Here's the other thing. When I was younger, I was so insecure as we all are, and so afraid of making something bad and failing. We worked so much from fear and I think sometimes that makes you have an ego and you want to take a lot of credit or you don't want to be hurt or whatever.
"That’s the other piece of advice I have: prep and prep and prep and prep."
Actually, the more I direct, the more I realize how much I can learn from the people around me. I don't have to have all the answers. It takes great confidence to acknowledge that you don't know everything. People ask you questions on set all the time. It's okay to say, "I need a few minutes to think about that." It doesn't make you weak, it makes you strong.

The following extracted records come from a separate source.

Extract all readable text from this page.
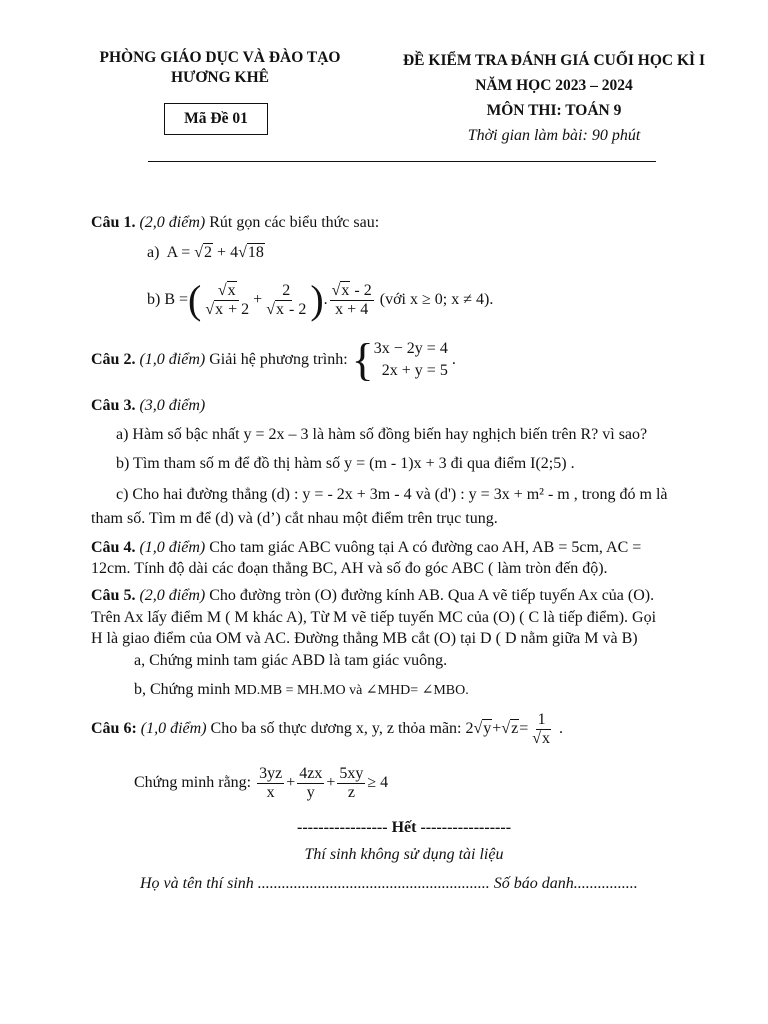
PHÒNG GIÁO DỤC VÀ ĐÀO TẠO
HƯƠNG KHÊ
Mã Đề 01
ĐỀ KIỂM TRA ĐÁNH GIÁ CUỐI HỌC KÌ I
NĂM HỌC 2023 – 2024
MÔN THI: TOÁN 9
Thời gian làm bài: 90 phút
Câu 1. (2,0 điểm) Rút gọn các biểu thức sau:
a) A = √2 + 4√18
b)
B = ( $\frac{√x}{√x + 2} + \frac{2}{√x - 2}$ ) . $\frac{√x - 2}{x + 4}$
(với x ≥ 0; x ≠ 4).
Câu 2.
(1,0 điểm)
Giải hệ phương trình:
{ 3x − 2y = 4
2x + y = 5
.
Câu 3. (3,0 điểm)
a) Hàm số bậc nhất y = 2x – 3 là hàm số đồng biến hay nghịch biến trên R? vì sao?
b) Tìm tham số m để đồ thị hàm số y = (m - 1)x + 3 đi qua điểm I(2;5) .
c) Cho hai đường thẳng (d) : y = - 2x + 3m - 4 và (d') : y = 3x + m² - m , trong đó m là
tham số. Tìm m để (d) và (d’) cắt nhau một điểm trên trục tung.
Câu 4. (1,0 điểm) Cho tam giác ABC vuông tại A có đường cao AH, AB = 5cm, AC =
12cm. Tính độ dài các đoạn thẳng BC, AH và số đo góc ABC ( làm tròn đến độ).
Câu 5. (2,0 điểm) Cho đường tròn (O) đường kính AB. Qua A vẽ tiếp tuyến Ax của (O).
Trên Ax lấy điểm M ( M khác A), Từ M vẽ tiếp tuyến MC của (O) ( C là tiếp điểm). Gọi
H là giao điểm của OM và AC. Đường thẳng MB cắt (O) tại D ( D nằm giữa M và B)
a, Chứng minh tam giác ABD là tam giác vuông.
b, Chứng minh MD.MB = MH.MO và ∠MHD= ∠MBO.
Câu 6:
(1,0 điểm)
Cho ba số thực dương x, y, z thỏa mãn:
2 $√y + √z = \frac{1}{√x}$ .
Chứng minh rằng:
$\frac{3yz}{x} + \frac{4zx}{y} + \frac{5xy}{z} \ge 4$
----------------- Hết -----------------
Thí sinh không sử dụng tài liệu
Họ và tên thí sinh .......................................................... Số báo danh................
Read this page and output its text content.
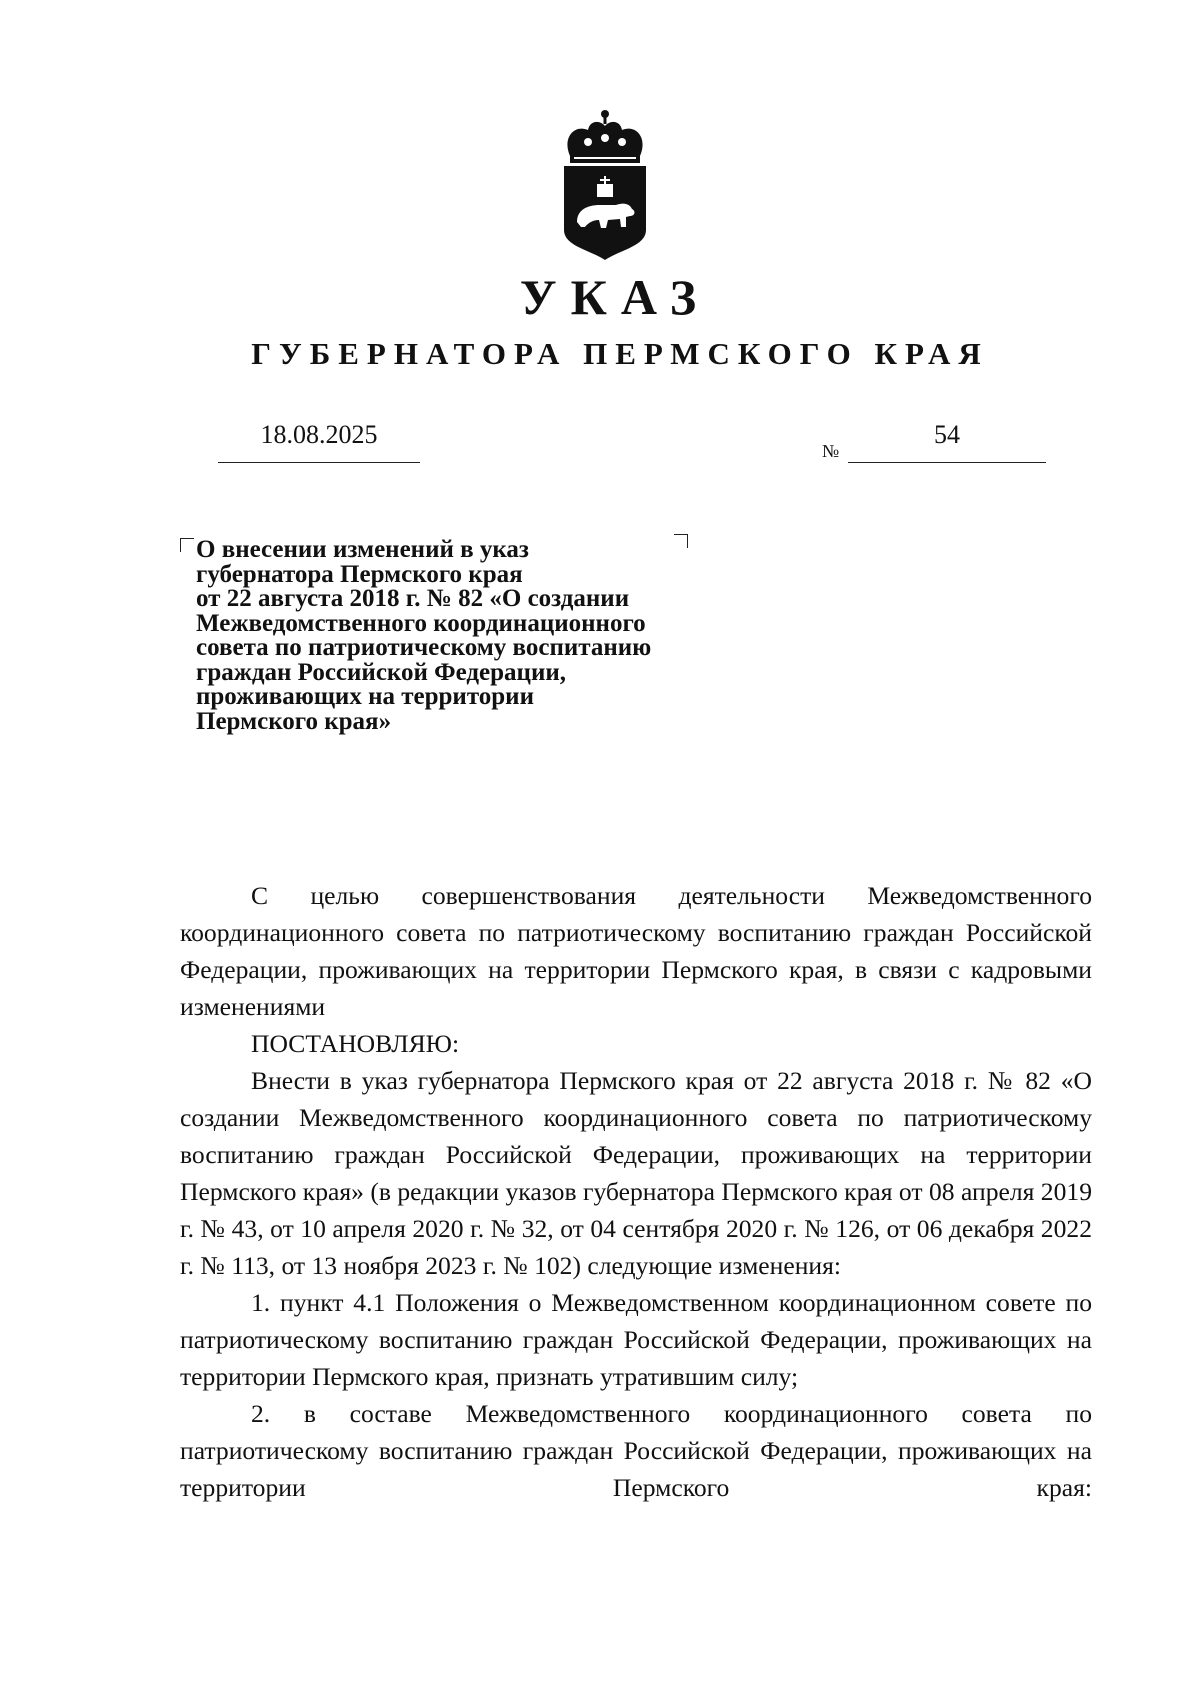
УКАЗ
ГУБЕРНАТОРА ПЕРМСКОГО КРАЯ
18.08.2025
№
54
О внесении изменений в указ
губернатора Пермского края
от 22 августа 2018 г. № 82 «О создании
Межведомственного координационного
совета по патриотическому воспитанию
граждан Российской Федерации,
проживающих на территории
Пермского края»

С целью совершенствования деятельности Межведомственного координационного совета по патриотическому воспитанию граждан Российской Федерации, проживающих на территории Пермского края, в связи с кадровыми изменениями

ПОСТАНОВЛЯЮ:

Внести в указ губернатора Пермского края от 22 августа 2018 г. № 82 «О создании Межведомственного координационного совета по патриотическому воспитанию граждан Российской Федерации, проживающих на территории Пермского края» (в редакции указов губернатора Пермского края от 08 апреля 2019 г. № 43, от 10 апреля 2020 г. № 32, от 04 сентября 2020 г. № 126, от 06 декабря 2022 г. № 113, от 13 ноября 2023 г. № 102) следующие изменения:

1. пункт 4.1 Положения о Межведомственном координационном совете по патриотическому воспитанию граждан Российской Федерации, проживающих на территории Пермского края, признать утратившим силу;

2. в составе Межведомственного координационного совета по патриотическому воспитанию граждан Российской Федерации, проживающих на территории Пермского края:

If you really know the material, then you can answer it quickly, but a lot of the times people will ask you things during prep that you might not know the answer to yet. They"ll ask you early, but you just have to protect the prep time. That's a big thing.
That's the other piece of advice I have: prep and prep and prep and prep. You can never be too prepped. You gotta know that script like the back of your hand.
NFS: Some directors we talk to do a lot less prep, thinking it makes them more open on set.
Russo-Young: I do think that it's actually about prepping as hard as you possibly can so you know everything, so then you can be open on set. Because you have the confidence and faith to know what you're doing. There is going to be shit that happens where you're going to have to rethink stuff, right?
"The room is twice as small, what are we going to do? Do we have to move the scene outside?" If you know what the scene is really about, and you totally understand what it is, then you can say, "Oh yeah, we can shoot this outside because it still makes sense, because the characters don't need to be walking, they can be standing or whatever."
If you don't really know the material as much or you're not prepped to have that, then you are making that decision based on nothing and you don't know what the fuck you're doing. It's a combination of prep so that you can be free.